An approaching deadline
Funding for cold weather shelters comes from both a Community Development Block Grant through the U.S. Department of Housing and Urban Development and an Emergency Solutions Grant through the Washington Department of Commerce. The grants must be used by June 2023 and September 2023, respectively.
In addition to the contracts with Chaplains, the county provides funds to the Coastal Community Action Program for hotel and motel vouchers, as well as The Moore Wright Group, which hopes to open a shelter for families in Aberdeen soon.
But because shelter projects have been delayed or altered, the county has a pocket of unallocated money that was originally expected to be used on shelters.
According to a cold weather shelter budget assessment presented to county commissioners last month, which was presented by Grays Harbor County Public Health’s Healthy Places Manager Cassie Lentz, the county has roughly $130,500 in potentially remaining funds if all projects were fully funded.
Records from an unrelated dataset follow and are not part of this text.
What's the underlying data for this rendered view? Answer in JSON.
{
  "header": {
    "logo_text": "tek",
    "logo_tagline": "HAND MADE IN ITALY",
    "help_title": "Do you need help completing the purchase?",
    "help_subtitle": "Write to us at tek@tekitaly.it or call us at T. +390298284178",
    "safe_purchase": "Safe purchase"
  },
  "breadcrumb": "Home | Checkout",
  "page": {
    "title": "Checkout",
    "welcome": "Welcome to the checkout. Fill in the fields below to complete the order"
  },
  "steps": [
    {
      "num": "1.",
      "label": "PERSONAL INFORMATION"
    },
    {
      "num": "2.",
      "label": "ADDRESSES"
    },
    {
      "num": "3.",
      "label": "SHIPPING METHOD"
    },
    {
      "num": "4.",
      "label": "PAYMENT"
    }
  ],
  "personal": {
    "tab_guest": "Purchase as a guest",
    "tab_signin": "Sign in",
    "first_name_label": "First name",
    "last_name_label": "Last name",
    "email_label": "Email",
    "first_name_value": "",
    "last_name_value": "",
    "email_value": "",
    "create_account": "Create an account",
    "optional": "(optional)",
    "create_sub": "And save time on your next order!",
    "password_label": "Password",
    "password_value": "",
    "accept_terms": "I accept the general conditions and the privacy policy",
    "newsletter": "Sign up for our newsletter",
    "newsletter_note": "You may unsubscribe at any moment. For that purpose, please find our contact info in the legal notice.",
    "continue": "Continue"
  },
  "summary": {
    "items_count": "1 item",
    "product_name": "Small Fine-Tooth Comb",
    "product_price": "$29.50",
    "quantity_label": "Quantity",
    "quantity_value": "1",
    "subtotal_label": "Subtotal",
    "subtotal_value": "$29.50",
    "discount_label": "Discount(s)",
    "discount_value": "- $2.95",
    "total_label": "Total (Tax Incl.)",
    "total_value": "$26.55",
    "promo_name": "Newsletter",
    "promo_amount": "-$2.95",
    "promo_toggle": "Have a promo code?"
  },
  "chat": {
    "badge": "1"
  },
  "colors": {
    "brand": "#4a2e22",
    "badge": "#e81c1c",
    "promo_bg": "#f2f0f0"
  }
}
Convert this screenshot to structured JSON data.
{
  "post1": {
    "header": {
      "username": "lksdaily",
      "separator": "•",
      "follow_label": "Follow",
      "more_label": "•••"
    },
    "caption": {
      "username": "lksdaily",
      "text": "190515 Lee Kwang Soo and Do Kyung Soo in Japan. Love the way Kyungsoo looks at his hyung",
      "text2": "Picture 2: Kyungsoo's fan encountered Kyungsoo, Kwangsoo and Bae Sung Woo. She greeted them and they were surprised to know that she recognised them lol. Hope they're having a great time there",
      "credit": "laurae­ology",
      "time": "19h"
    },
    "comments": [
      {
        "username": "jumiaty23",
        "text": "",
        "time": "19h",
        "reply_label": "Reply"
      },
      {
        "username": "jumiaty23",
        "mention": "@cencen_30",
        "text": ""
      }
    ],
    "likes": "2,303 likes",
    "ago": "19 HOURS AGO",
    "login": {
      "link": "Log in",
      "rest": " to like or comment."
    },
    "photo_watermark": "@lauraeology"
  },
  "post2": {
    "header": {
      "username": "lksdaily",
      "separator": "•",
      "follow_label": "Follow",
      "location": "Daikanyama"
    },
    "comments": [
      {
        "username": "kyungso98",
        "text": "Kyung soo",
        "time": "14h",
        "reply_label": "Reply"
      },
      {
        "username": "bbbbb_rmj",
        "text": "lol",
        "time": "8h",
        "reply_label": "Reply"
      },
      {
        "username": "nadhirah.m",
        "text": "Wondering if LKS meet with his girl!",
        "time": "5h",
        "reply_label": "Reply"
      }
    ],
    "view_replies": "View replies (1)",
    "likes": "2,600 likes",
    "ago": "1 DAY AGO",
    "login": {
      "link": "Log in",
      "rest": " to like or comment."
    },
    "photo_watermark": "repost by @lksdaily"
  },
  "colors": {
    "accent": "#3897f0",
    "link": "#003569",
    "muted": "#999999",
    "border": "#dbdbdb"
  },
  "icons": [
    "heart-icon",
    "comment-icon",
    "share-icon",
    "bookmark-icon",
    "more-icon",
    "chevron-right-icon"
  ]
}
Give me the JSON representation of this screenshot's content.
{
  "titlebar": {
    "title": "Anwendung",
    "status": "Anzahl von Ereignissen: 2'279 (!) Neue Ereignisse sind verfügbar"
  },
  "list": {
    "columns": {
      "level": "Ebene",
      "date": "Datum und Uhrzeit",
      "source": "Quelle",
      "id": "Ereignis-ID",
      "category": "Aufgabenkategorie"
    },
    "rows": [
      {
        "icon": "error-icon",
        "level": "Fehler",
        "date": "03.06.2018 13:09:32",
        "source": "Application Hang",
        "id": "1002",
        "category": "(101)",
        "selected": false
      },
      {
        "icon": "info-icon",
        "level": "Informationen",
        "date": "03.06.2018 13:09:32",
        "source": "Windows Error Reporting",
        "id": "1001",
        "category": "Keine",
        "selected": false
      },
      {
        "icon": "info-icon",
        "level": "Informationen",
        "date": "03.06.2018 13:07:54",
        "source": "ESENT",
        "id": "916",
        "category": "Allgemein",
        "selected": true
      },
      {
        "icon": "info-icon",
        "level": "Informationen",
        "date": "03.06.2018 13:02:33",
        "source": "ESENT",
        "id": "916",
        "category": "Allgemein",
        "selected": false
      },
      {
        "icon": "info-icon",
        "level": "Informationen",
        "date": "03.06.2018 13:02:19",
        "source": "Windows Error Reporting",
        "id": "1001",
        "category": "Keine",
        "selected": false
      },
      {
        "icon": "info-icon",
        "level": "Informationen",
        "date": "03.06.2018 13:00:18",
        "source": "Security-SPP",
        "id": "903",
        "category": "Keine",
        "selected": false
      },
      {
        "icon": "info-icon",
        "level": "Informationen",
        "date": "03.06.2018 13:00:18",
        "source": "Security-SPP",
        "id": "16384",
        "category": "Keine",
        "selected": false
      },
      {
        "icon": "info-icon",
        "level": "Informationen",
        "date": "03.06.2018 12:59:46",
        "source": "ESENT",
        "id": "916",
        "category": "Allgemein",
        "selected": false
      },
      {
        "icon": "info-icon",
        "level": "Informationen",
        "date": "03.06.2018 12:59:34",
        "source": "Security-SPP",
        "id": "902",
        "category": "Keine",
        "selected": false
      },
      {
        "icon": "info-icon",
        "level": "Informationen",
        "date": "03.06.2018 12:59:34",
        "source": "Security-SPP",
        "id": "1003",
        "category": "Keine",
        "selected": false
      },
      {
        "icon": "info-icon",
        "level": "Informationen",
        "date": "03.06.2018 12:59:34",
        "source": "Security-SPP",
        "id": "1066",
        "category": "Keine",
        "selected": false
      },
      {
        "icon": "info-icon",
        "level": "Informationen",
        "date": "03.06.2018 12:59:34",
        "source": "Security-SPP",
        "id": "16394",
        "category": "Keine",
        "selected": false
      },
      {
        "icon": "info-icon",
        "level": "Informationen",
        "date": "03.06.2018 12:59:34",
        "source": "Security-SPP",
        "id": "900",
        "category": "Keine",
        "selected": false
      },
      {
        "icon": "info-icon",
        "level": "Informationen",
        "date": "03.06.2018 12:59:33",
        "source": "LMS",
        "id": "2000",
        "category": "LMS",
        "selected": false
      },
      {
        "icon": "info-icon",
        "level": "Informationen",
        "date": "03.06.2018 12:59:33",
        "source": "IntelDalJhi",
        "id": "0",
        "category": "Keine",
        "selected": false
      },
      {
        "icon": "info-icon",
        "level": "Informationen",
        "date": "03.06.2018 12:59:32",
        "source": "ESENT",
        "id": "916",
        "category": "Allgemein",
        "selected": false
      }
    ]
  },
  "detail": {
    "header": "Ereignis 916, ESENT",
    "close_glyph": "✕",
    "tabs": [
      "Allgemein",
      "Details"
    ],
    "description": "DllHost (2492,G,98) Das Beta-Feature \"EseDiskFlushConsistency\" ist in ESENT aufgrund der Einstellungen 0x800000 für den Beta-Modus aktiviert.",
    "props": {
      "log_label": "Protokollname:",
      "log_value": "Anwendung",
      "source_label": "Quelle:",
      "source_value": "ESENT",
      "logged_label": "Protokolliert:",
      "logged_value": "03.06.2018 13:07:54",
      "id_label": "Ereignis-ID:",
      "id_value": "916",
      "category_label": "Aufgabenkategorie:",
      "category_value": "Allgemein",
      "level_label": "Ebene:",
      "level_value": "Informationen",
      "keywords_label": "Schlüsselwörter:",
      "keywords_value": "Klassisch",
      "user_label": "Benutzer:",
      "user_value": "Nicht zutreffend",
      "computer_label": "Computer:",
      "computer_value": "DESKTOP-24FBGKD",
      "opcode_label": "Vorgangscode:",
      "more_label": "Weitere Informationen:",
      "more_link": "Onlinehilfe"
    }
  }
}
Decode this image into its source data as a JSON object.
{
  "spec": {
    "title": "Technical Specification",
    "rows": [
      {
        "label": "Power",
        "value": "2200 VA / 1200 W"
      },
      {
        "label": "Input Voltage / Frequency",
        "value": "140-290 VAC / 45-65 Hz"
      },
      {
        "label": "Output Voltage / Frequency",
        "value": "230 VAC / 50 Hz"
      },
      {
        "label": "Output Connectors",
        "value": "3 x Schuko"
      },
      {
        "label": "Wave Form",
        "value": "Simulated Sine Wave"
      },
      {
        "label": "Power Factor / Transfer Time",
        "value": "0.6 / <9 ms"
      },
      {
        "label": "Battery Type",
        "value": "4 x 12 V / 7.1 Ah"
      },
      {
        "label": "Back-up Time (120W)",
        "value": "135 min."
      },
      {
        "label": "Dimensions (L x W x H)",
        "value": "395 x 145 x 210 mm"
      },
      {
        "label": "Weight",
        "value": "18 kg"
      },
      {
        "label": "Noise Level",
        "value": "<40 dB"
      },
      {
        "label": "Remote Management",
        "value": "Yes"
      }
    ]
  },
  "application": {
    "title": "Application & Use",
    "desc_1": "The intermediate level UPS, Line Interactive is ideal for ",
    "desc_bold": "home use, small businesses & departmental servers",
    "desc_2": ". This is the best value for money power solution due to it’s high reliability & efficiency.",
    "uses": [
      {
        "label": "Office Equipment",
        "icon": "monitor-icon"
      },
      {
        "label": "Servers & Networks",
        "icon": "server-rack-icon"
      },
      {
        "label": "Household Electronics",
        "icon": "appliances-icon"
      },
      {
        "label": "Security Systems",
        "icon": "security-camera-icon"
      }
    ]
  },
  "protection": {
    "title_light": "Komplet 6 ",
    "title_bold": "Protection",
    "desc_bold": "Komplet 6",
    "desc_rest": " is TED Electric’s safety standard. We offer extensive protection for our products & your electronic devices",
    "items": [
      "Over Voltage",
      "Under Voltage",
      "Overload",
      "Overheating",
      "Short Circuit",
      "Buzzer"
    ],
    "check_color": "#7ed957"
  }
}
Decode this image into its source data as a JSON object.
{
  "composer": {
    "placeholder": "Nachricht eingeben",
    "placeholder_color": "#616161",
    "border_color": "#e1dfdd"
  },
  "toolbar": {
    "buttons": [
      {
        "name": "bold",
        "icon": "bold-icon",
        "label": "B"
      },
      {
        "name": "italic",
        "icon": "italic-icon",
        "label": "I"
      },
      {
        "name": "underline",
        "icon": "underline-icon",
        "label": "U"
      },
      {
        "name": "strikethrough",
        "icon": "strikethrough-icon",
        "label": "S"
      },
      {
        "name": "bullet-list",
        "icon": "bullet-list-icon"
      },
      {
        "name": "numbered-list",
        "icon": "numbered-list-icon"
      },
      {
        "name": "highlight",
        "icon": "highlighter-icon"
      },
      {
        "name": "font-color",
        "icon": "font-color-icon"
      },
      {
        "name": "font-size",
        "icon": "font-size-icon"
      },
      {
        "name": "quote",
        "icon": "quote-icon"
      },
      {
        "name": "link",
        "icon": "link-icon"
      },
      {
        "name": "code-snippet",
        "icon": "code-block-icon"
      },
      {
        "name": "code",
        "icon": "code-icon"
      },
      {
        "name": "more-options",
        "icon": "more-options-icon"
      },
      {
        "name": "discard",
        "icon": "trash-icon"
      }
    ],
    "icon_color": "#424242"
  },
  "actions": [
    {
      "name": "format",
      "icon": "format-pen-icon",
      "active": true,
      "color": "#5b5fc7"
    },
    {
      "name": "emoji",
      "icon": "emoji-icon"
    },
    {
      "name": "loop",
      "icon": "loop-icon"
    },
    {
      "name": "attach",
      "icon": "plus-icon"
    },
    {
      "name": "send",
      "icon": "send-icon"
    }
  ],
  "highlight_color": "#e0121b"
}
However, that was before Westport objected to shelter expansion, and Lentz confirmed that the county hasn’t yet committed the full amount of its grant funding.
Lentz said those funds could potentially be used for something other than cold weather shelters, but those funds would have to provide homeless services and, in some form, be related to COVID-19 aid.
But finding another use for the funds would require public health to conduct some sort of competitive bidding process, which is usually time consuming, Lentz said, adding any funds not spent by the deadline would have to be relinquished.